Jack Davies writes about the London Symphony Orchestra’s upcoming performance of Aaron Copland’s Quiet City next Tuesday 11th June. The orchestra will be conducted by American conductor Michel Tilson Thomas, features Yo-Yo Ma playing the Shostakovich Cello Concerto No 2, and Benjamin Britten’s Prince of the Pagodas – Suite.
“In the age of le jazz hot, he composed le jazz triste”, writes David Schiff of Aaron Copland. It is an often overlooked fact that Copland’s music carries in it a jazz tinge. Schiff argues that Copland developed his own melancholic voice as an echo, if not a direct emulation of the blues.
Copland never claimed to be a jazz musician, but he did say “I can’t play jazz, but certainly I was familiar with it – sufficiently so it would have made a deep impression.” The academic Stanley Kleppinger notes that Copland recognised the importance of jazz in giving American classical music a unique voice.

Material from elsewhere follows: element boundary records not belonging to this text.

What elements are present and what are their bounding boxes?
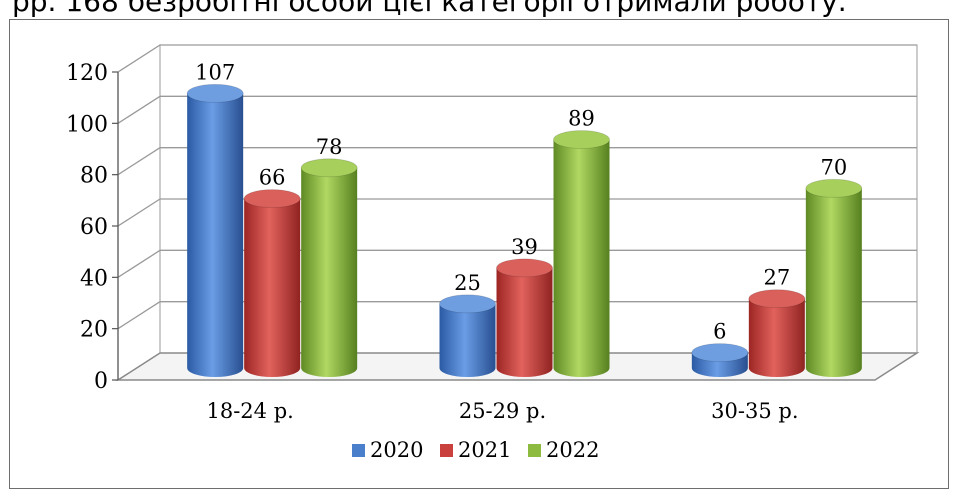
data-label: 89 <box>568 107 595 131</box>
bar-top <box>748 289 806 309</box>
y-tick-label: 100 <box>66 112 108 137</box>
chart-legend: 2020 2021 2022 <box>352 438 599 462</box>
bar-2021-2 <box>748 289 806 377</box>
bar-body <box>553 139 610 377</box>
gridline <box>117 147 917 176</box>
bar-body <box>496 267 553 377</box>
bar-body <box>244 198 301 377</box>
bar-2020-0 <box>186 83 244 377</box>
bar-2020-1 <box>439 294 496 377</box>
bar-body <box>748 298 805 377</box>
legend-swatch-2020 <box>352 444 365 457</box>
legend-label-2022: 2022 <box>546 438 599 462</box>
data-label: 27 <box>763 266 790 290</box>
legend-label-2021: 2021 <box>458 438 511 462</box>
y-tick-label: 80 <box>80 164 108 189</box>
bar-body <box>301 167 358 377</box>
bar-2020-2 <box>691 343 749 377</box>
bar-top <box>186 83 244 103</box>
y-tick-label: 40 <box>80 266 108 291</box>
data-label: 66 <box>259 166 286 190</box>
y-tick-label: 0 <box>94 369 108 394</box>
x-tick-label: 18-24 р. <box>206 399 293 423</box>
data-label: 78 <box>316 135 343 159</box>
x-tick-label: 30-35 р. <box>711 399 798 423</box>
bar-top <box>496 258 553 278</box>
data-label: 6 <box>713 320 726 344</box>
gridline <box>117 44 917 73</box>
y-tick-label: 120 <box>66 61 108 86</box>
bar-2022-1 <box>553 130 610 377</box>
gridline <box>117 301 917 330</box>
bar-body <box>805 188 862 377</box>
legend-swatch-2021 <box>440 444 453 457</box>
bar-2021-1 <box>496 258 553 377</box>
data-label: 107 <box>195 60 235 84</box>
bar-top <box>553 130 610 149</box>
gridline <box>117 249 917 278</box>
bar-2022-0 <box>300 158 358 377</box>
data-label: 25 <box>454 271 481 295</box>
header-text: рр. 168 безробітні особи цієї категорії … <box>12 0 847 18</box>
chart-labels: 107 66 78 18-24 р. 25 39 89 25-29 р. 6 27 70 30-35 … <box>195 60 847 423</box>
bar-top <box>439 294 496 314</box>
data-label: 39 <box>511 235 538 259</box>
bar-top <box>805 178 863 198</box>
bar-2022-2 <box>805 178 863 377</box>
chart-bars <box>186 83 863 377</box>
y-tick-label: 60 <box>80 215 108 240</box>
bar-body <box>439 303 496 377</box>
gridline <box>117 95 917 124</box>
legend-swatch-2022 <box>528 444 541 457</box>
bar-top <box>243 189 301 209</box>
bar-body <box>187 93 244 377</box>
gridline <box>117 198 917 227</box>
data-label: 70 <box>820 155 847 179</box>
bar-2021-0 <box>243 189 301 377</box>
x-tick-label: 25-29 р. <box>459 399 546 423</box>
y-tick-label: 20 <box>80 318 108 343</box>
bar-top <box>300 158 358 178</box>
legend-label-2020: 2020 <box>370 438 423 462</box>
bar-top <box>691 343 749 363</box>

However, Schiff argues that Copland’s attitude to jazz was often condescending, suggesting his view was coloured not by New York’s fermenting contemporary music, but rather popular rags and novelty songs. Schiff unflatteringly describes Copland’s attitude to jazz musicians: “jazz musicians, like native populations are found to only have unconscious qualities.” However, Copland’s post-Debussy harmony, combined with his own impression of jazz, feels in some ways like an ancestor of Gil Evans. Copland himself, perhaps unconsciously, absorbed some of jazz’s mood and energy.

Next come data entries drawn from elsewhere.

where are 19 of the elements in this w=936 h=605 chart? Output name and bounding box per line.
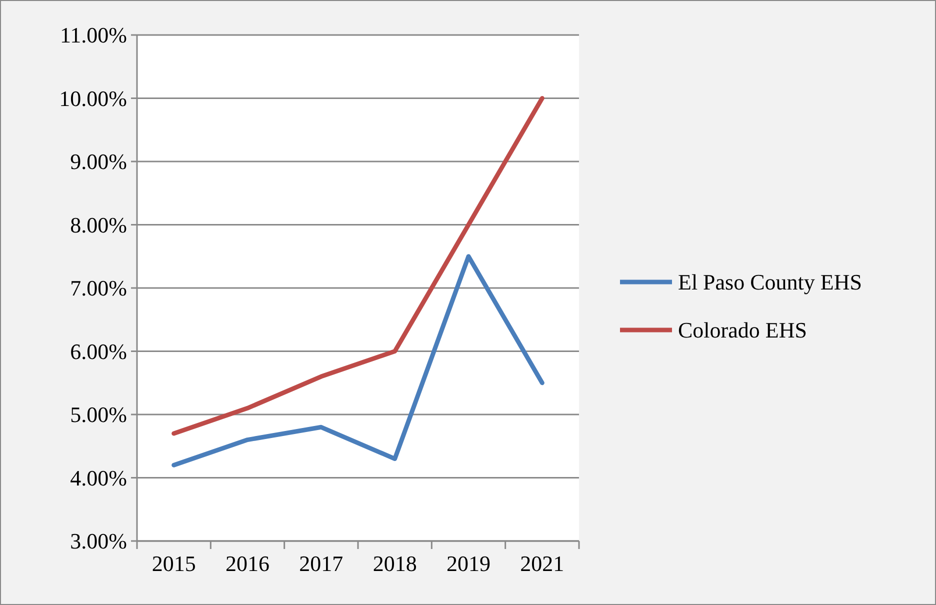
y-tick-label: 8.00% xyxy=(70,212,127,238)
y-tick-label: 7.00% xyxy=(70,276,127,301)
x-tick-label: 2015 xyxy=(152,551,196,576)
x-tick-label: 2017 xyxy=(299,551,344,576)
line-series xyxy=(172,254,544,468)
x-tick-label: 2019 xyxy=(446,551,490,576)
y-tick-label: 11.00% xyxy=(60,22,127,48)
legend-label: El Paso County EHS xyxy=(678,270,862,295)
y-tick-label: 9.00% xyxy=(70,149,127,174)
x-tick-label: 2018 xyxy=(372,551,417,576)
y-tick-label: 6.00% xyxy=(70,338,127,364)
x-tick-label: 2021 xyxy=(520,551,564,576)
y-tick-label: 3.00% xyxy=(70,528,127,554)
y-tick-label: 5.00% xyxy=(70,402,127,428)
y-tick-label: 4.00% xyxy=(70,465,127,490)
line-series xyxy=(172,96,544,436)
legend-label: Colorado EHS xyxy=(678,318,807,343)
x-tick-label: 2016 xyxy=(226,551,270,576)
y-tick-label: 10.00% xyxy=(59,86,127,111)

For Copland, it was rhythm, not harmony that defined jazz. He wrote: “the essential character of jazz is its rhythm.” One of the ‘jazz rhythms’ Copland identified, crudely, in his own writings is a dotted ostinato. This is a recurring idea in Quiet City, almost becoming a leitmotiv for the ‘city’ itself.
Copland originally wrote the piece as a score for an Irwin Shaw play. The stage work was so cumbersome and over-complicated that it died soon after its conception, leaving Copland to rework the music he wrote into the now familiar orchestral piece. Copland’s choice of the trumpet as the solo voice is dictated by stage direction: the play’s central character has an alter-ego brother who is a jazz trumpet player. Shaw dictates: “The horn is muted, [.] restless, dying.”
Tellingly, in its original form scored for piano and theatre band, the opening has repeating block chords far closer to the sound of a jazz rhythm section than the later orchestral strings. With its quartal harmony, the opening almost sounds like a sketch of an extremely primitive McCoy Tyner. There is a fascinating excerpt of the original stage work available here
For me, Quiet City is a study of urban melancholy and loneliness in the same vein as Copland’s contemporary Edward Hopper. The piece perfectly evokes the paradox of being solitary in a city. The cold trumpet call entry feels a natural companion to Miles Davis’ vibrato-less, fragile tone, and is every bit as affecting. Quiet City is a study in noire, almost two decades before Miles recorded Acenseur pour l’échafaud. The piece is his own impression of jazz – an impression that has proved to be oddly prophetic.
The London Symphony Orchestra perform Quiet City next Tuesday 11th of June at the Barbican.